We talked for over an hour but I never saw her face as she spoke from the darkness. At first, the fact that she could see me and I couldn’t see her felt a little unnerving, like I was in an interrogation room. But the darkness seemed to provide her with the comfort to simply be herself. And she was eloquent when she was being herself. The one thing she said that most caught my attention was that I should write because it makes me happy. If I am a happy person, she said, I will spend my life making those around me happier as well. You should write, she said, for no other reason than it sends joy into the universe and the universe is made better because of it.

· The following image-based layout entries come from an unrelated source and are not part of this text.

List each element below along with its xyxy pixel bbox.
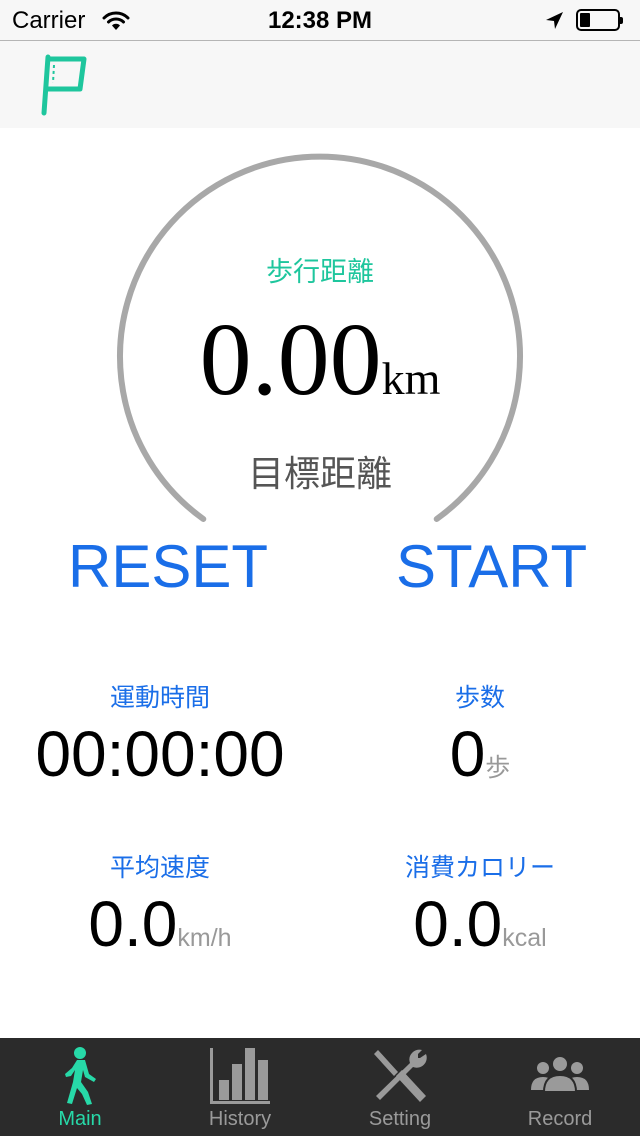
tab-history[interactable]: History <box>160 1038 320 1136</box>
steps-value: 0 <box>449 718 486 790</box>
distance-readout: 0.00km <box>0 300 640 419</box>
distance-value: 0.00 <box>199 302 382 417</box>
distance-label: 歩行距離 <box>266 257 374 287</box>
tab-setting[interactable]: Setting <box>320 1038 480 1136</box>
calories-label: 消費カロリー <box>404 854 555 882</box>
exercise-time-value: 00:00:00 <box>35 718 285 790</box>
tab-main-label: Main <box>58 1108 102 1130</box>
target-distance-button[interactable]: 目標距離 <box>0 445 640 497</box>
group-icon <box>530 1046 590 1106</box>
tab-main[interactable]: Main <box>0 1038 160 1136</box>
tab-record[interactable]: Record <box>480 1038 640 1136</box>
reset-button[interactable]: RESET <box>68 532 268 601</box>
tab-history-label: History <box>208 1108 272 1130</box>
bar-chart-icon <box>210 1046 270 1106</box>
average-speed-unit: km/h <box>177 924 232 952</box>
steps-stat: 歩数 0歩 <box>320 678 640 786</box>
tab-record-label: Record <box>527 1108 593 1130</box>
navigation-bar <box>0 40 640 128</box>
tools-icon <box>370 1046 430 1106</box>
calories-stat: 消費カロリー 0.0kcal <box>320 848 640 956</box>
status-bar: Carrier 12:38 PM <box>0 0 640 40</box>
exercise-time-stat: 運動時間 00:00:00 <box>0 678 320 786</box>
battery-icon <box>576 9 623 31</box>
calories-unit: kcal <box>502 924 547 952</box>
average-speed-value: 0.0 <box>88 888 178 960</box>
average-speed-label: 平均速度 <box>109 854 210 882</box>
steps-unit: 歩 <box>485 754 511 782</box>
steps-label: 歩数 <box>454 684 505 712</box>
flag-icon[interactable] <box>34 51 94 124</box>
walker-icon <box>50 1046 110 1106</box>
distance-unit: km <box>381 353 441 404</box>
tab-setting-label: Setting <box>368 1108 432 1130</box>
location-arrow-icon <box>544 10 564 38</box>
average-speed-stat: 平均速度 0.0km/h <box>0 848 320 956</box>
exercise-time-label: 運動時間 <box>109 684 210 712</box>
calories-value: 0.0 <box>413 888 503 960</box>
tab-bar: Main History Setting Record <box>0 1038 640 1136</box>
start-button[interactable]: START <box>396 532 587 601</box>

So simple, I thought. What a lovely idea. But looking back on that conversation now, I wonder if she was looking at me with the help of another light source that night. Because Mimi was giving me a clue about where I would find my home. But all I could hear in the moment was something vaguely inspirational. So I wrote it down then soon forgot about it. That night, I fell asleep prepared to head further east in the morning. Towards the magical land of Helena.